Posted on:2011-02-10Degree:Ph.DType:Dissertation
University:The Johns Hopkins UniversityCandidate:Parsons, John Charles RossFull Text:PDF
GTID:1467390011970497Subject:Anthropology
Abstract/Summary:
The study explores the lives of children growing HIV positive in the eastern Zimbabwean town of Mutare at a time of severe crisis in the state, marked by impoverishment, organized violence and mass death. The country stands at the epicenter of the global HIV epidemic. The site of the study and the methods employed are described. The methods are varied but all within the usual modes of ethnography. The ethnography grew out of a psychotherapeutic engagement with a group of children living with HIV. As a result both western psychology and psychotherapy are brought into question. Psychotherapy and ethnography are jointly employed to produce an account of children's lives (and deaths) that is sensitive to emotions and their social contexts.
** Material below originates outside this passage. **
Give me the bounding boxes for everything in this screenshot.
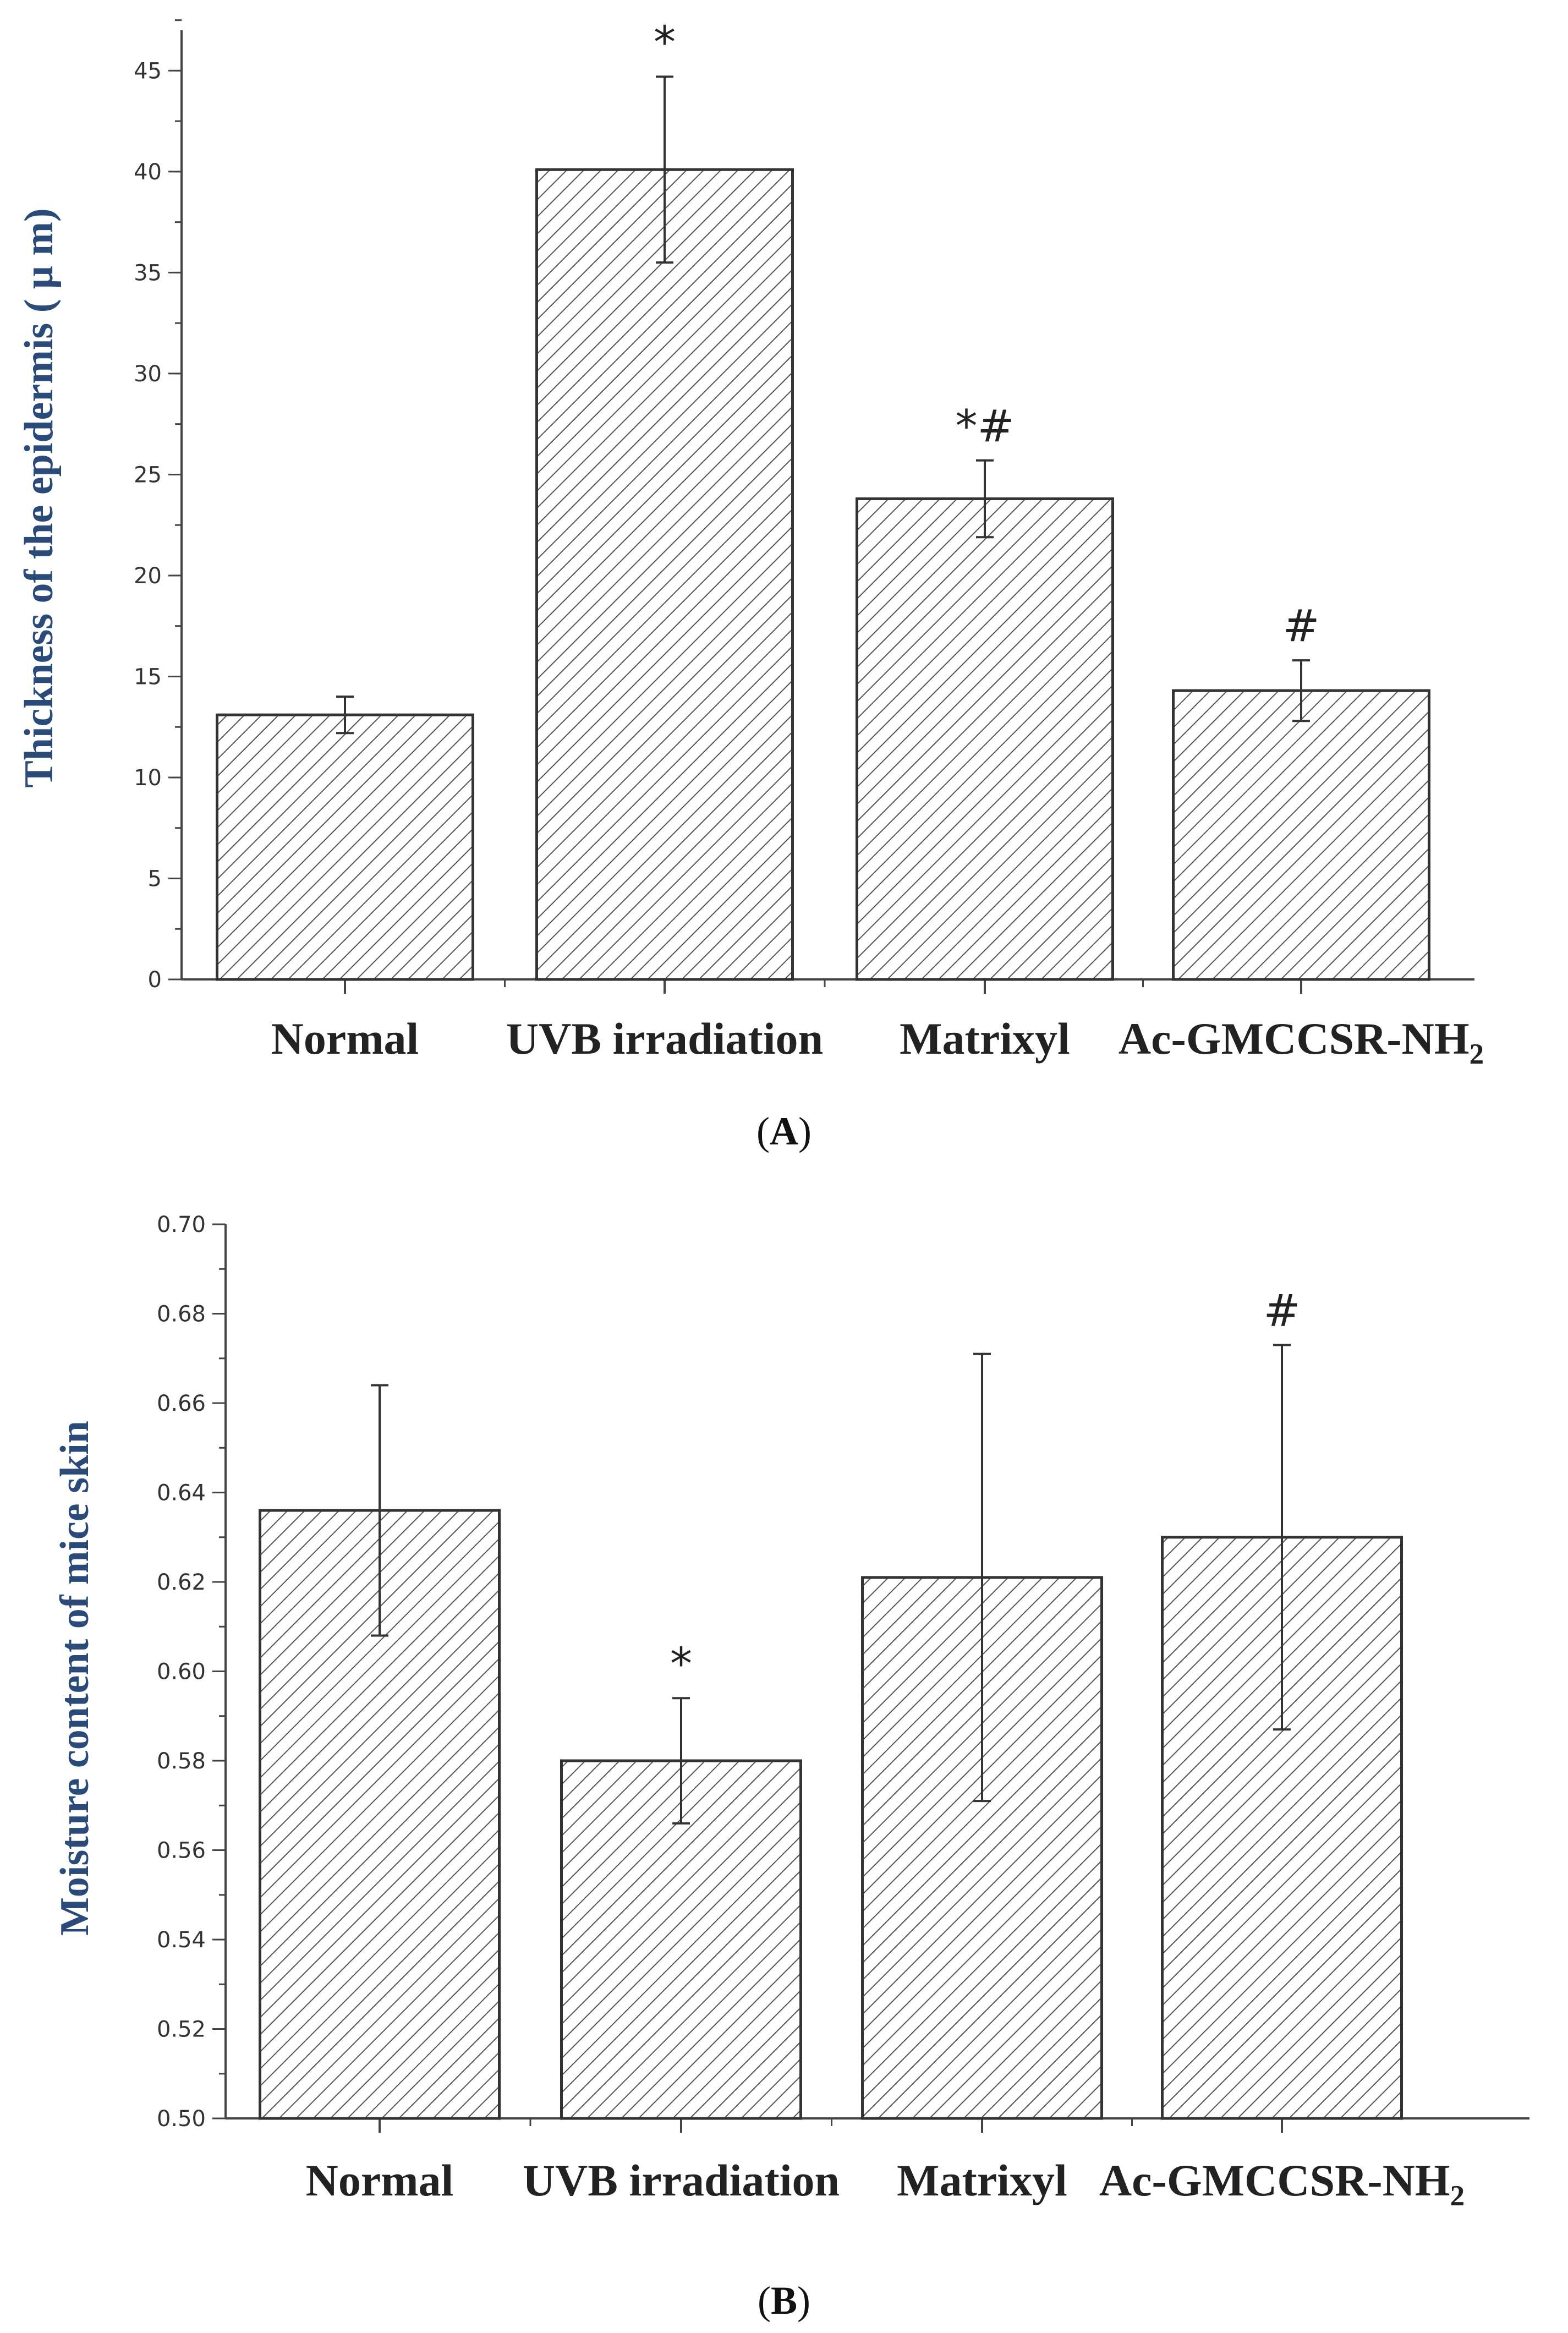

The study examines children's experiences through the institutional domains of family and kin, clinics and other forms of healing, churches and religious practices, and experiences of dying and bereavement. Families are severely depleted by death and migration. Against patrilineal norms, much daily caring seems to occur in mother's families. Clinics continue to offer partial western medical care despite daunting resource constraints. Western medicine sits on older templates of 'traditional' and 'spiritual' healing. Anti retrovirals and other basic medicines are available but may exacerbate domestic discord and fail to meet more obvious physical symptoms. HIV infection is lived in secrecy despite obvious physical manifestations. Children and their families appear to prefer spiritual alternatives to medical care, perhaps partly as a result of the severe limitations placed on the latter. A wide variety of religious practices, primarily Christian in a plethora of forms, flourish in the context. Dying may come to be seen by children as preferable to continued struggle against severe adversity. Child deaths are seen to be deeply imbued with religious practice and given voice through religious idioms. The study seeks to describe the specificity of the Zimbabwean context as it affects the lives of HIV positive children.